Wenn wir uns das Beispiel der Angstzustände ansehen, bekommen wir ein Gefühl dafür, welche Auswirkungen sie auf das Leben eines Menschen haben.

Mit jemandem zu sprechen, der es versteht und weiß, wie er dir helfen kann, kann einen großen Unterschied machen. Eine Therapie, bei der du die Dinge mit einem Profi besprichst, kann dir wirklich helfen. Es ist, als ob du deinem Gehirn ein paar gute Übungen gibst, damit du dich besser über deine Gesundheitssorgen fühlst.

Wenn du jemanden unterstützt, der mit dem Angstzustand Krankheit zu kämpfen hat, sei geduldig und höre zu. Ermutige sie, mit jemandem zu sprechen, der weiß, wie er dir helfen kann, und erinnere sie daran, auch auf sich selbst zu achten.

Gemeinsam können wir die Situation durchstehen und uns besser und stärker fühlen.

Häufig gestellte Fragen (FAQs)

1. Was ist ein krankheitsbedingter Angstzustand?

Eine Krankheitsangststörung ist ein Zustand, bei dem sich Menschen übermäßig viele Sorgen darüber machen, ernsthaft krank zu sein, auch ohne körperliche Symptome, was zu erheblichen Störungen und Belastungen im alltäglichen Leben führt.

2. Wodurch wird ein krankheitsbedingter Angstzustand verursacht?

Krankheitsangstzustände können durch verschiedene Faktoren ausgelöst werden, z. B. durch Alter, Stress, Kindheitstraumata, die Familiengeschichte und frühere Erfahrungen und Überzeugungen im Zusammenhang mit der Gesundheit, die alle zu verstärkten gesundheitsbezogenen Ängsten beitragen.

3. Welche Arten von krankheitsbedingten Angstzuständen gibt es?
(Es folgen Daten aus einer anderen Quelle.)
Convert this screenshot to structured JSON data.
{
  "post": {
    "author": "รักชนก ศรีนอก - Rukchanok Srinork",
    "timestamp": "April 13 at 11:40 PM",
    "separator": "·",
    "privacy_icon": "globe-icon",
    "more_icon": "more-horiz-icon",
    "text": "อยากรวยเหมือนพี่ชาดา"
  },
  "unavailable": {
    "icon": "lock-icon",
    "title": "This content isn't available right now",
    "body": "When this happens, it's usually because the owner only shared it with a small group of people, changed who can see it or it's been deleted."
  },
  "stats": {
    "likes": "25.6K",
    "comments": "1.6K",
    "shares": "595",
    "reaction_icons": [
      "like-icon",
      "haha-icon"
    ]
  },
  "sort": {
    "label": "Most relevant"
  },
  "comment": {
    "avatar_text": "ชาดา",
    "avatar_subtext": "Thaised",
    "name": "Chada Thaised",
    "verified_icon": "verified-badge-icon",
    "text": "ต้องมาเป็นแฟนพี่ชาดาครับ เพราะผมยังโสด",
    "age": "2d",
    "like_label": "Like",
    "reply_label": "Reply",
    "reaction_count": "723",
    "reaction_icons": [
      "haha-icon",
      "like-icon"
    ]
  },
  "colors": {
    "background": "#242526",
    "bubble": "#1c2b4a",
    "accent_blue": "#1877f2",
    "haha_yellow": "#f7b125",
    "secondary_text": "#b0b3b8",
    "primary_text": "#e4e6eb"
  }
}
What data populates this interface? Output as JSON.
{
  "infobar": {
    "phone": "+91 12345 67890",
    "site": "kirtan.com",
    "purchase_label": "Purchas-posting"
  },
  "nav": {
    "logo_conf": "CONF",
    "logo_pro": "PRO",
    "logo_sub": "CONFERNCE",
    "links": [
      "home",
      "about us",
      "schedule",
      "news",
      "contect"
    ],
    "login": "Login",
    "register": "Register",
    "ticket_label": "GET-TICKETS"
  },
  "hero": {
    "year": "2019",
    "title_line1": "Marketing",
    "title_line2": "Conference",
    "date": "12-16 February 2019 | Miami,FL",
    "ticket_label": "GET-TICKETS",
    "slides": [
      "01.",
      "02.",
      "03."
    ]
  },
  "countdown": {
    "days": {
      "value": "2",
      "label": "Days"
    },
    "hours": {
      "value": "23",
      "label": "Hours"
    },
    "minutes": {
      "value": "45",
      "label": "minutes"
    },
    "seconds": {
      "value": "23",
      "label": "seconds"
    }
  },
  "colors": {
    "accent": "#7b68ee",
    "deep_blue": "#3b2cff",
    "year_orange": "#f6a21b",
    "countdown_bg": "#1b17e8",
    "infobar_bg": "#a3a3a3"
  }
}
Es gibt zwei Arten der Krankheitsangststörung: die krankheitssuchende, die sich durch übermäßige Arztbesuche und Tests auszeichnet, und die krankheitsvermeidende, bei der die Betroffenen aus Angst vor ihrer vermeintlichen Krankheit aktiv vermeiden, einen Arzt aufzusuchen.

4. Welche Therapiemöglichkeiten gibt es bei Angstzuständen?

Zu den therapeutischen Ansätzen bei Angstzuständen gehören die kognitive Verhaltenstherapie (KVT), die dir hilft, deine Ängste und Überzeugungen über schwere Krankheiten zu überwinden, sowie Medikamente wie Antidepressiva.

5. Wie kannst du jemandem mit krankheitsbedingten Angstzuständen helfen?

Bei jemandem mit einer krankheitsbedingten Angststörung zu helfen, bedeutet, sich über die Krankheit zu informieren, aktiv zuzuhören, ohne zu urteilen, mitfühlende Grenzen zu setzen, Aktivitäten zur Selbstpflege zu fördern und professionelle Hilfe wie eine Therapie anzuregen, um effektive Hilfe und Verständnis zu bieten.

  • Jeremias Franke

    Ich bin Künstler und Schriftsteller und arbeite derzeit an meinem ersten Roman. Ich bin auch ein begeisterter Blogger, mit großem Interesse an Spiritualität, Astrologie und Selbstentwicklung.